Yazar ve
yayıncı (D. 8 Nisan 1942, Akyazı / Adapazarı – Ö. 11 Mayıs 2018, İstanbul). Bazı
kitaplarında sadece Mehmet Niyazi imzasını kullandı.
Akyazı İlkokulu (1953), Akyazı Ortaokulu,
İstanbul Haydarpaşa Lisesi (1957), İstanbul Üniversitesi Hukuk Fakültesi (1964)
mezunu. O yıllarda Hukuk Fakültesinde bütünlemesiz olarak üçüncü sınıfa
geçenler, dekanlıktan izinle Edebiyat Fakültesinin herhangi bir bölümüne devam
edebildiği için Felsefe Bölümünden de sertifika aldı. Felsefe doktorası yapmak
üzere Almanya’ya gitti. Brilon’da Goethe Enstitüsündeki dil öğreniminden sonra,
Marlburg, Bonn ve Köln üniversitelerinde araştırmalar yaptı. Moxburg
Üniversitesinde Prof. Dr. Ditrich Pirson’un yanında “Türk Devletlerinde
Temel Hürriyetler” konulu doktorasını 1976’da bitirdi. Hocasının kürsüsünde
çalıştı. 1988’e kadar Almanya’da kaldı. Yayıncılıkla uğraştı.
Ötüken
Yayınevinin kurucularından yazar Mehmet Niyazi Özdemir, tedavi gördüğü yoğun
bakımdan çıkamayarak 11 Mayıs 2018 günü İstanbul’da vefat etti. Cenazesi, 12
Mayıs 2018 Cumartesi günü Marmara Üniversitesi İlahiyat Fakültesi Camiinden
öğle namazı sonrası kaldırarak Karacaahmet Kabristanında toprağa verilecektir.
“Vatan” başlıklı ilk makalesini 1967 yılında Millî Hareket dergisinde;
diğer ürünlerini Türkiye, Babıalide Sabah, Gündüz, Zaman (1987), Muhalif
(1999), Tercüman gazeteleri ile Yeni Akademi, Yeni Hafta, Ufuk
Çizgisi, Türk Yurdu, İnsan ve Kâinat, Türk Edebiyatı, Beyan (1999)
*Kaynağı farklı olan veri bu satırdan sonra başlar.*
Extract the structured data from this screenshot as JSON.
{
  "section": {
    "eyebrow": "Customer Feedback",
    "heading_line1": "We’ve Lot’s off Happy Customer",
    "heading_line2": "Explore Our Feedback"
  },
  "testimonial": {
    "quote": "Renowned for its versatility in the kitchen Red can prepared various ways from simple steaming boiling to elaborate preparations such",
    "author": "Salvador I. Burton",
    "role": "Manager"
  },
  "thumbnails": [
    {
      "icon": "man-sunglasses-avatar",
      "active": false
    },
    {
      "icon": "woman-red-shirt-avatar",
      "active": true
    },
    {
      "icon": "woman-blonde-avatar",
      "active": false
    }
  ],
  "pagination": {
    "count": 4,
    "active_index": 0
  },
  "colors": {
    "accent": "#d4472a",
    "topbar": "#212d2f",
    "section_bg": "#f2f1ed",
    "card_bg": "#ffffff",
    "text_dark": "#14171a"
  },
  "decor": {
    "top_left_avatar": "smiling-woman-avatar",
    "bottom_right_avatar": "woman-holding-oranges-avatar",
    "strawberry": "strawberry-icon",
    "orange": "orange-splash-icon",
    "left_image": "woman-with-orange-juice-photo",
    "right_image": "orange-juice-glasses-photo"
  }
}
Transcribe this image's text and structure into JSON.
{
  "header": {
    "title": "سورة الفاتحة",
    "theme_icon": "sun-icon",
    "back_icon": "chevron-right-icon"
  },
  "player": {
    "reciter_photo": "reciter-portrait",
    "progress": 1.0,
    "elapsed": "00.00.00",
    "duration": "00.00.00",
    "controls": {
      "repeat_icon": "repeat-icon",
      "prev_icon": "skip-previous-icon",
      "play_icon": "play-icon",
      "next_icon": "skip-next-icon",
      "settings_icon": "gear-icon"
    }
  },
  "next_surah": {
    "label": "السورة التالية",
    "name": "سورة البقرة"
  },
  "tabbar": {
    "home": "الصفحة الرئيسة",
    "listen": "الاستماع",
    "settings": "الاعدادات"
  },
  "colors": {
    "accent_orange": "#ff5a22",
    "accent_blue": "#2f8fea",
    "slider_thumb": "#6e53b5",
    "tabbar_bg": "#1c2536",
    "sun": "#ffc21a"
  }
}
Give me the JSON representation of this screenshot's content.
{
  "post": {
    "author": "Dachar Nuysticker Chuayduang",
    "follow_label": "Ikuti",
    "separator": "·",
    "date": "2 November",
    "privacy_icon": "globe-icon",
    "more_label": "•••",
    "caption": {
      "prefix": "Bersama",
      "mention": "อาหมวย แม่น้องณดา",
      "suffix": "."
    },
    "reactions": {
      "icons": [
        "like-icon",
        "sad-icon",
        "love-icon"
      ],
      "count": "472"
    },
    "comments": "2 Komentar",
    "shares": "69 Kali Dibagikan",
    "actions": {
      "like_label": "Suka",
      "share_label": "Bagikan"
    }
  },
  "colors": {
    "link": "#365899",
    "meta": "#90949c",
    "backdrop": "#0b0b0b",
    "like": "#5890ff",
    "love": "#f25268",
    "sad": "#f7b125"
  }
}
dergilerinde yayımladı. 1987’den itibaren başlangıçta haftada üç gün, sonraları
haftada bir gün olmak üzere Zaman gazetesinde yazdı. Radyoya ve
televizyona da uyarlanan Ölüm Daha Güzeldi adlı romanıyla Türkiye Millî
Kültür Vakfının 1982 yılında Yılın Romanı Ödülünü, Çanakkale Mahşeri
adlı eseriyle 1999 yılı Türkiye Yazarlar Birliği Roman Ödülünü kazandı. Ölüm
Daha Güzeldi adlı eseri 1991’de Arapçaya çevrildi. Türk Ocakları Osman
Turan Türklük Araştırmaları Armağanı, 2000 yılında Mehmet Niyazi’ye verildi.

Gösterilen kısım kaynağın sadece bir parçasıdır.